Standard diffusion denoising loss. Weighting of the two-frame loss is applied, as both the first frame (reconstruction) and the second frame (generation) are optimized simultaneously.

Key Experimental Results

Main Results

Method Identity Pres. ↑ Diversity ↑ Test-Time Optimization
DreamBooth Highest Medium Required (Slow)
IP-Adapter+ Low High Not Required
InstantID Medium (Face Only) Medium Not Required
DSD (Ours) Close to DreamBooth High Not Required

Ablation Study

Configuration Effect Description
W/o VLM Filtering Degraded Quality Noisy data hurts training
W/o LLM Diverse Prompts Poor Diversity Model prefers repetitive themes
ControlNet Architecture Poor Identity Pres. Not suited for non-aligned identity editing
IP-Adapter Architecture Poor Identity Pres. Image encoder bottleneck

Key Findings

  • Zero-shot methods can approach DreamBooth-level identity preservation—self-distilled data + supervised training closes the performance gap.
  • The parallel two-frame architecture can perform both identity preservation (non-structure-preserving) and structure-preserving editing (e.g., relighting, depth control).
  • Critical role of data diversity: Referencing LLM + LAION captions significantly boosts data coverage.

Highlights & Insights

  • Leveraging Emergent Capabilities for Self-Evolution: Allowing the model to leverage its own implicit knowledge to generate training data for self-improvement.
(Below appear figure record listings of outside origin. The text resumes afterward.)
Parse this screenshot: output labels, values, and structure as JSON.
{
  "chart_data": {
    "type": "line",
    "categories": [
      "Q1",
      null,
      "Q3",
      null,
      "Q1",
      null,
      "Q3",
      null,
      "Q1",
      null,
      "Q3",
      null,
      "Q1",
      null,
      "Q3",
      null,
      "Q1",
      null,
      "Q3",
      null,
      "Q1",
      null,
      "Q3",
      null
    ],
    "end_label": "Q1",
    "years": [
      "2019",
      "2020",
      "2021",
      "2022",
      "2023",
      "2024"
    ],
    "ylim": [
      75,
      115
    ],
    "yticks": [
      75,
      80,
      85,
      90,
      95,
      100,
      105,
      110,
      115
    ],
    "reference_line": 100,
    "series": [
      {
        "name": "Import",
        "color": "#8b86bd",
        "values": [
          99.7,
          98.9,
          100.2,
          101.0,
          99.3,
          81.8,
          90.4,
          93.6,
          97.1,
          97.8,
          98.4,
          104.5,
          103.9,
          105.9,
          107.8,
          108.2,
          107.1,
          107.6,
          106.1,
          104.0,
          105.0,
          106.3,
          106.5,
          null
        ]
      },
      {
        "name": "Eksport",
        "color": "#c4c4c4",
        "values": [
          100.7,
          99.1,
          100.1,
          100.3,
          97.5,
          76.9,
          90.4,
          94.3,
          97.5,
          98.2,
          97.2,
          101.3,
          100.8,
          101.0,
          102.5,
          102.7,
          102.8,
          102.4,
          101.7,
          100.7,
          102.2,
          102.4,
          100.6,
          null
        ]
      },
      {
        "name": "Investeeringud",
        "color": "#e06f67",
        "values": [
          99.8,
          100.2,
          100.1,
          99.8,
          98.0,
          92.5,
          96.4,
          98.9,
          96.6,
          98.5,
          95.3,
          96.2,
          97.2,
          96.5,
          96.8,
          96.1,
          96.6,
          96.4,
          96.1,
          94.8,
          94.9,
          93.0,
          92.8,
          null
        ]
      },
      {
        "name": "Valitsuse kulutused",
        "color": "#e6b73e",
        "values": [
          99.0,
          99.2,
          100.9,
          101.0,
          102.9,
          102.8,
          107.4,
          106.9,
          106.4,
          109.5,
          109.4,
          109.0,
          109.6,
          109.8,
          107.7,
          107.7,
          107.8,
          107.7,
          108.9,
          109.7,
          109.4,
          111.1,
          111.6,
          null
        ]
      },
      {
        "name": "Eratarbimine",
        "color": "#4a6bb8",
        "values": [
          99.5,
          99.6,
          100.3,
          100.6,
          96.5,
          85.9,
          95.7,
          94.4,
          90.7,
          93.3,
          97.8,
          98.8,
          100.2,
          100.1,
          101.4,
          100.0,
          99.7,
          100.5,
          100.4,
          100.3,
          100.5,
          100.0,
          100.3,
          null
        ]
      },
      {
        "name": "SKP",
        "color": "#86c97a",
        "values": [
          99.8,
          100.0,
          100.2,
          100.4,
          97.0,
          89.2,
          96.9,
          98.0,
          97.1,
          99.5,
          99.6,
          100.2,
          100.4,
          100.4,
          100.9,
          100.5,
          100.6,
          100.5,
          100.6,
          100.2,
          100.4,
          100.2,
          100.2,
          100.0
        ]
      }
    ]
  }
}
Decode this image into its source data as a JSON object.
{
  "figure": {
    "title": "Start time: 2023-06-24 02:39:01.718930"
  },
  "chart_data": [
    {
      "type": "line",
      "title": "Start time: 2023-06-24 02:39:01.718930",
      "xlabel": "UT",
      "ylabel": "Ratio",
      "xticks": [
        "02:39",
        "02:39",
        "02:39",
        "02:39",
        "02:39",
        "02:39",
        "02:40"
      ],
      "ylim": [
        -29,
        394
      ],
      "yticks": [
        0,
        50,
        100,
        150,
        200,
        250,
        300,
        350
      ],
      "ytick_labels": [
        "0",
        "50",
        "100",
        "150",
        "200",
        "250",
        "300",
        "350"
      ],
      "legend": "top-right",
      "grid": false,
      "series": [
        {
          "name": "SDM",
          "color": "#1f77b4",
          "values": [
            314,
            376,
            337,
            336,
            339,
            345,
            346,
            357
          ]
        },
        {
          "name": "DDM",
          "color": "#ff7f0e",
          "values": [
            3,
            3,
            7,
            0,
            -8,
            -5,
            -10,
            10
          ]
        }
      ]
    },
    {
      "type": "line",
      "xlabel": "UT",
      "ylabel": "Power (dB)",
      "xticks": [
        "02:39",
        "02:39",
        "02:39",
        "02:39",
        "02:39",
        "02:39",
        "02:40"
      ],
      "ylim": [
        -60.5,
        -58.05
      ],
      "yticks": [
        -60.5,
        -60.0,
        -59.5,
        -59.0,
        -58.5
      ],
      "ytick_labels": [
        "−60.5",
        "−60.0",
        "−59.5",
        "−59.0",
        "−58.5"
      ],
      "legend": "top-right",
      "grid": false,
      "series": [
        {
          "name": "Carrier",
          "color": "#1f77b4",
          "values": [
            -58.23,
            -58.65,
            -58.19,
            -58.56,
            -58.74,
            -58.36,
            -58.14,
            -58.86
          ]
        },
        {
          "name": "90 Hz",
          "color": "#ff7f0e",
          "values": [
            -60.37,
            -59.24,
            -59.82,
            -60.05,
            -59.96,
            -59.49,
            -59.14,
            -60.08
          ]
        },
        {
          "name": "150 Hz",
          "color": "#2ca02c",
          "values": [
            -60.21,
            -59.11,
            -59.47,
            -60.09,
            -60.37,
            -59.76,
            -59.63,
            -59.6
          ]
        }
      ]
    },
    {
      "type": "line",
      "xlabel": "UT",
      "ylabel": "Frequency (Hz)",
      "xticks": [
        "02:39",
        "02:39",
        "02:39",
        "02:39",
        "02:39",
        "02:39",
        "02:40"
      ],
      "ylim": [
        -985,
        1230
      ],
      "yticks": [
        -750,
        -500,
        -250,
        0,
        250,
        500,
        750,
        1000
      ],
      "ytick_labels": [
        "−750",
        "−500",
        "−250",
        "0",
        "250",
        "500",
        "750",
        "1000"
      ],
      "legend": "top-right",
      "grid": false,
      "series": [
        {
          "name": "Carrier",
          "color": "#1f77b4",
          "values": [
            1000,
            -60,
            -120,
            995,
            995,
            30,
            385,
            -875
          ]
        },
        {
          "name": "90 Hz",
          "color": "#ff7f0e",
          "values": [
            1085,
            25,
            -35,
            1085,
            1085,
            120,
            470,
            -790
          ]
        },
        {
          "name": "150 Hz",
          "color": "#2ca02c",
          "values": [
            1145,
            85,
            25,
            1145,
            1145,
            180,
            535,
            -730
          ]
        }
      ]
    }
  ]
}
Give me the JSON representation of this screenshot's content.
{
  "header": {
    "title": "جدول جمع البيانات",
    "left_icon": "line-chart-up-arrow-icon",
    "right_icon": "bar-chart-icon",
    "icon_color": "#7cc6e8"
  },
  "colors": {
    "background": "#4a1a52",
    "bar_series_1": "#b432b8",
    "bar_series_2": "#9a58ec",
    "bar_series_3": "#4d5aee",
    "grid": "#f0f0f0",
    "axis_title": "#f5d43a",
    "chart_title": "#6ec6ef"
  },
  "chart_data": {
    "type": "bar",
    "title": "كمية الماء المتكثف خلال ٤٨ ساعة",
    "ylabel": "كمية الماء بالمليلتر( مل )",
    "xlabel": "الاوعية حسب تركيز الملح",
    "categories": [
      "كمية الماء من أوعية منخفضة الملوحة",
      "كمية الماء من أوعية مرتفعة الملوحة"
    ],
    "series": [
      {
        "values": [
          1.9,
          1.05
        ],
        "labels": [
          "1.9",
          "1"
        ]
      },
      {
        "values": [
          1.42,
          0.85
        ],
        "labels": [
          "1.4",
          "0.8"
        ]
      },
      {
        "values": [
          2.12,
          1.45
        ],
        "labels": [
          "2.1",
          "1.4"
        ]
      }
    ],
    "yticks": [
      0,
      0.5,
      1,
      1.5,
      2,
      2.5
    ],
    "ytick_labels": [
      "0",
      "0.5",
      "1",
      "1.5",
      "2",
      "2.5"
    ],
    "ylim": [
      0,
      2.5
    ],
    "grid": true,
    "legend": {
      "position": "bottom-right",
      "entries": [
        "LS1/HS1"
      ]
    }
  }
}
This "self-distillation" paradigm holds extensive potential for future applications.
  • Fully Automated Data Engineering with LLMs + VLMs: A fully automated pipeline spanning prompt generation \(\rightarrow\) image generation \(\rightarrow\) quality filtering, which can be easily repurposed for other data construction scenarios.
  • Unified Image-to-Image Architecture: Viewing the generation as a two-frame video enables the model to perform identity preservation for both human faces and generic objects, as well as tasks like relighting.

Limitations & Future Work

  • The upper bound of generation quality is constrained by the teacher model.
  • Error accumulation across the automated pipeline (noise is introduced at each step: LLM prompt \(\rightarrow\) T2I \(\rightarrow\) VLM filtering).
  • Currently evaluated primarily on static images; video consistency remains unexplored.
  • vs DreamBooth/LoRA: Requires per-instance optimization, whereas DSD is zero-shot and ready out-of-the-box.
  • vs IP-Adapter/InstantID: Suffers from a lack of supervised paired data, which DSD Status compensates for via self-distillation.
  • vs BootComp: Shares a similar concept of constructing synthetic data but is restricted to the fashion domain, whereas DSD is designed for general-purpose identity preservation.

Rating

  • Novelty: ⭐⭐⭐⭐⭐ A complete pipeline combining self-distilled paired data and a parallel two-frame architecture, leveraging emergent capabilities to bridge the supervision gap.
  • Experimental Thoroughness: ⭐⭐⭐⭐ Compared against various methods alongside multi-task evaluations.
  • Writing Quality: ⭐⭐⭐⭐ Clear motivation and a highly systematic methodology.
  • Value: ⭐⭐⭐⭐⭐ A significant breakthrough in zero-shot personalized generation.